Penguins have been living the same way of life depicted in this film for fifty million years, nearly twenty times as long as our species has been on Earth. They are part of the astonishing diversity and complexity of life that has emerged to be perfect for this strange, vulnerable and hostile planet, to keep it in Sacred Balance. And thanks to our species, this will all be gone in one hundred years or so. All gone, destroyed, extinguished forever. All because we humans, we arrogant monsters, believe that our 'right' to breed 6, or 9, or 14 billion rapacious, destructive, thoughtless, unconscious members of our own species trumps the 'right' of every other creature on this planet to exist.

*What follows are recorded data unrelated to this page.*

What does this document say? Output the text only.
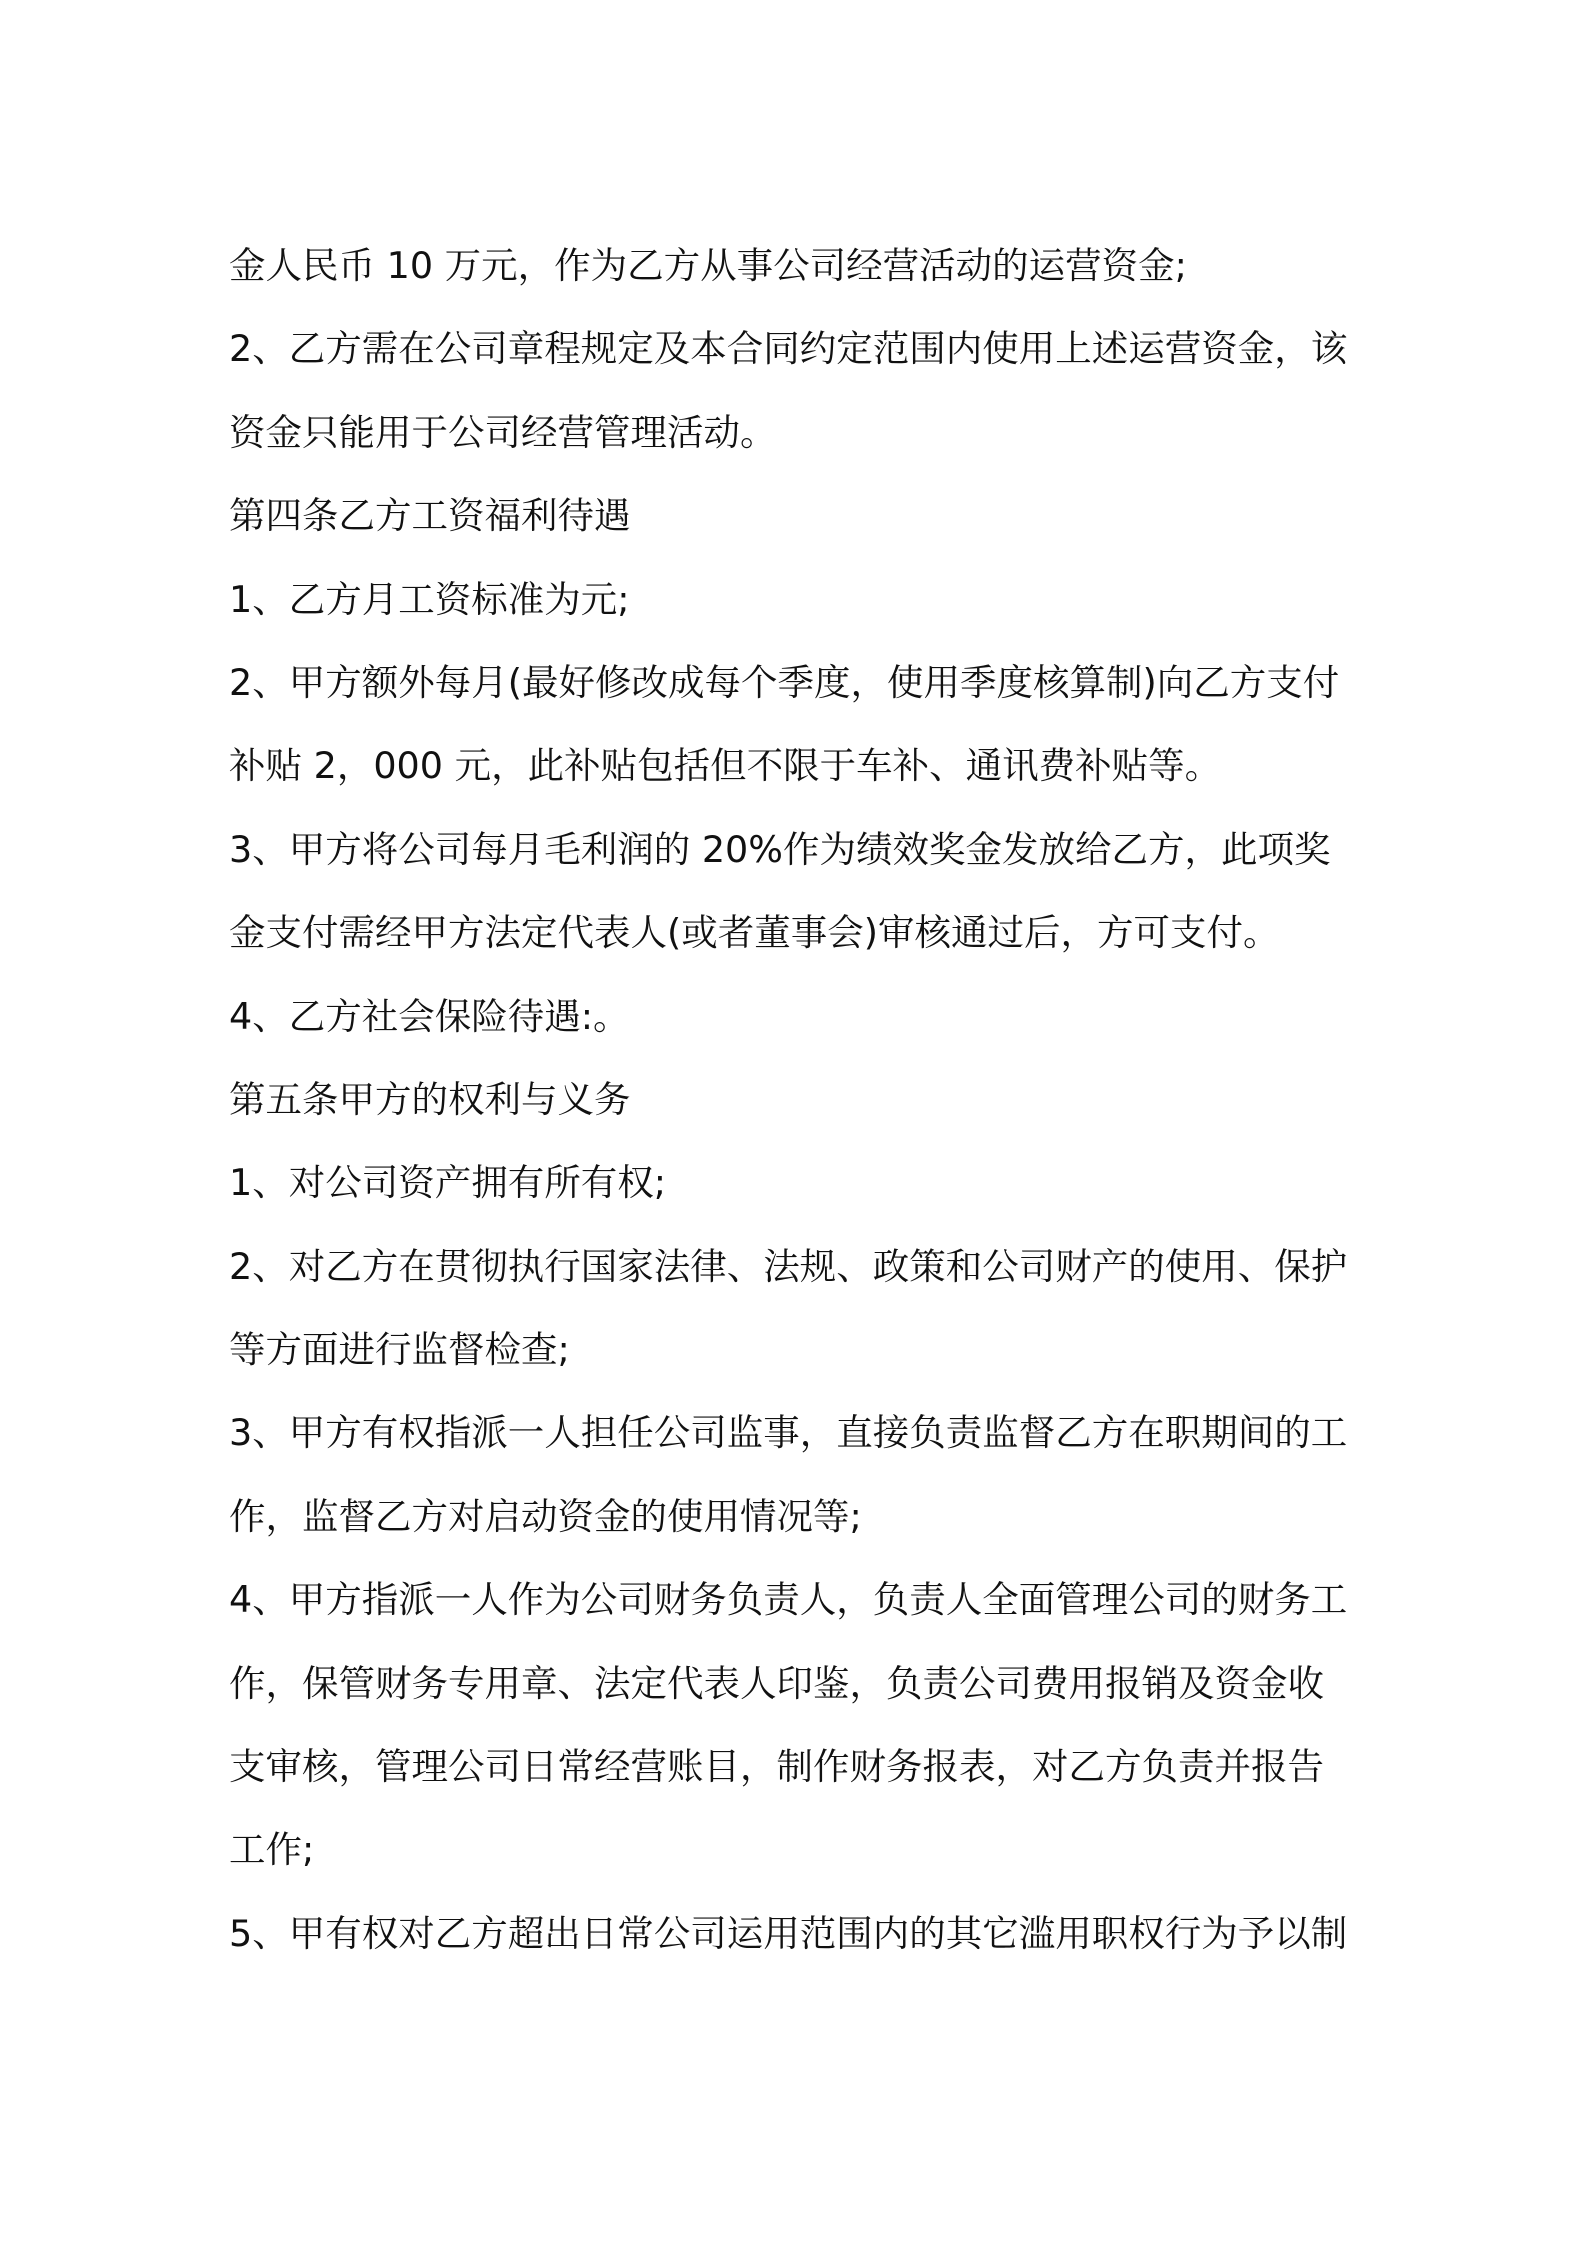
金人民币 10 万元，作为乙方从事公司经营活动的运营资金;
2、乙方需在公司章程规定及本合同约定范围内使用上述运营资金，该
资金只能用于公司经营管理活动。
第四条乙方工资福利待遇
1、乙方月工资标准为元;
2、甲方额外每月(最好修改成每个季度，使用季度核算制)向乙方支付
补贴 2，000 元，此补贴包括但不限于车补、通讯费补贴等。
3、甲方将公司每月毛利润的 20%作为绩效奖金发放给乙方，此项奖
金支付需经甲方法定代表人(或者董事会)审核通过后，方可支付。
4、乙方社会保险待遇:。
第五条甲方的权利与义务
1、对公司资产拥有所有权;
2、对乙方在贯彻执行国家法律、法规、政策和公司财产的使用、保护
等方面进行监督检查;
3、甲方有权指派一人担任公司监事，直接负责监督乙方在职期间的工
作，监督乙方对启动资金的使用情况等;
4、甲方指派一人作为公司财务负责人，负责人全面管理公司的财务工
作，保管财务专用章、法定代表人印鉴，负责公司费用报销及资金收
支审核，管理公司日常经营账目，制作财务报表，对乙方负责并报告
工作;
5、甲有权对乙方超出日常公司运用范围内的其它滥用职权行为予以制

In nature there are no 'rights' -- this is an abstract, human concept, invented to prevent our stressed out, mentally ill, massively excessive numbers from killing each other arbitrarily, and giving us an excuse to exterminate other species and claim 'personal' 'ownership' of their, of our collective Earth.

In nature there are only responsibilities. That is the unbearable truth of March of the Penguins. That is why I cried all the way through it, why I had to turn away at the gentle, noble lessons that these wondrous, gorgeous creatures show us, try to teach us, with every move, every glance, everything they do.

But we cannot hear them any more. Our human 'frames' no longer countenance such truths. It is all too late. This film is not merely a celebration of life in a place of terrible beauty. It is an early memorial to the unbearable truth of what our horrifically irresponsible and insensitive species will soon have extinguished.